A UN report has identified Myanmar as one of 18 ‘hunger hotspots’ in 2023, classifying the food situation in the country as one of ‘very high concern’. It states that ‘many townships and displacement sites in northern Rakhine have lost substantial food stocks and livelihoods’ during the storm.
The up to 250 km/h winds also caused devastation in other areas in the Myanmar’s North-west, where communities had already been affected by increased conflict since the coup. Plans for distribution and transportation to parts of that area – Chin State – also remain pending, according to the United Nations Office for the Coordination of Humanitarian Affairs (UN OCHA).
An investigation into the generals‘ alleged crimes against the Rohingya is in progress at the International Criminal Court and The Gambia filed a case at the International Court of Justice (ICJ) alleging that Myanmar’s persecution of the Rohingya violates the Genocide Convention. Aung San Suu Kyi – at that time as the country’s de facto leader in the position of state counsellor – travelled to the Hague to defend the country against these allegations.
The deprivation of aid could also be a crime under international law, says Steven Kay KC, a member of the IBA War Crimes Committee Advisory Board. ‘Such conduct could come within other inhumane acts Article 7.1.a as defined by the Rome statute, if all the elements of the offence were proven,’ says Kay.
Prior to the cyclone, early in 2023, Myanmar’s military had announced plans to hold an election in an attempt to legitimise its position in the country. The generals since introduced a new law which required political parties to reregister by March or be disbanded. A large number of parties, including Aung San Suu Kyi’s National League for Democracy (NLD), refused. ‘Considering it won 79 per cent and 82 per cent of the elected seats in the last two general elections, the NLD’s participation ‘is a fundamental requirement for credible polls in Myanmar,’ according to the International Crisis Group, a non-governmental organisation.

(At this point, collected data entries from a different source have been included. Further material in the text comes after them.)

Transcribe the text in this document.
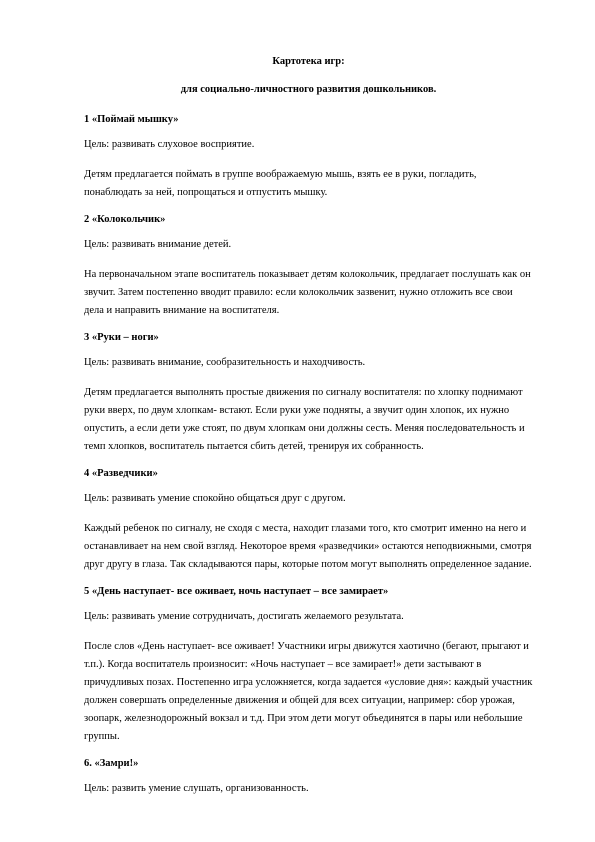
Картотека игр:

для социально-личностного развития дошкольников.

1 «Поймай мышку»

Цель: развивать слуховое восприятие.

Детям предлагается поймать в группе воображаемую мышь, взять ее в руки, погладить, понаблюдать за ней, попрощаться и отпустить мышку.

2 «Колокольчик»

Цель: развивать внимание детей.

На первоначальном этапе воспитатель показывает детям колокольчик, предлагает послушать как он звучит. Затем постепенно вводит правило: если колокольчик зазвенит, нужно отложить все свои дела и направить внимание на воспитателя.

3 «Руки – ноги»

Цель: развивать внимание, сообразительность и находчивость.

Детям предлагается выполнять простые движения по сигналу воспитателя: по хлопку поднимают руки вверх, по двум хлопкам- встают. Если руки уже подняты, а звучит один хлопок, их нужно опустить, а если дети уже стоят, по двум хлопкам они должны сесть. Меняя последовательность и темп хлопков, воспитатель пытается сбить детей, тренируя их собранность.

4 «Разведчики»

Цель: развивать умение спокойно общаться друг с другом.

Каждый ребенок по сигналу, не сходя с места, находит глазами того, кто смотрит именно на него и останавливает на нем свой взгляд. Некоторое время «разведчики» остаются неподвижными, смотря друг другу в глаза. Так складываются пары, которые потом могут выполнять определенное задание.

5 «День наступает- все оживает, ночь наступает – все замирает»

Цель: развивать умение сотрудничать, достигать желаемого результата.

После слов «День наступает- все оживает! Участники игры движутся хаотично (бегают, прыгают и т.п.). Когда воспитатель произносит: «Ночь наступает – все замирает!» дети застывают в причудливых позах. Постепенно игра усложняется, когда задается «условие дня»: каждый участник должен совершать определенные движения и общей для всех ситуации, например: сбор урожая, зоопарк, железнодорожный вокзал и т.д. При этом дети могут объединятся в пары или небольшие группы.

6. «Замри!»

Цель: развить умение слушать, организованность.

The Special Rapporteur on the situation of human rights in Myanmar, Tom Andrews, has said that the military junta ‘can make no claim to democratic legitimacy’. Instead, he calls on countries to recognise the National Unity Government (NUG) – the shadow government formed following the coup - as the legitimate representatives of the people of Myanmar.
Under the military, there is little hope for the Rohingya in the camps that they’ll ever be able to return to their homes. Under the guise of closing the camps, the military is building permanent structures – replacing the temporary ones that were supposed to be there for two years only – near the current sites to house them, according to Human Rights Watch.
Also, the hundreds of thousands of Rohingya who fled to Bangladesh following the military’s brutal and deadly campaign in 2017 are at risk of being returned to Myanmar. The Bangladesh government aims to return over 1100 refugees initially, who would be housed in newly built villages that they would not be allowed to leave. While often described as voluntary, threats of arrests for non-cooperation have been reported.
‘The freedom of the Rohingya is very much bound up in the freedom of Myanmar. Junta officials are trying to carry out their problematic ‘camp closure’ process in the Rakhine camps, entrenching segregation and denying Rohingya the right to return home. All of this only makes the prospect of safe returns for Rohingya refugees in Bangladesh even more distant,’ says Bauchner.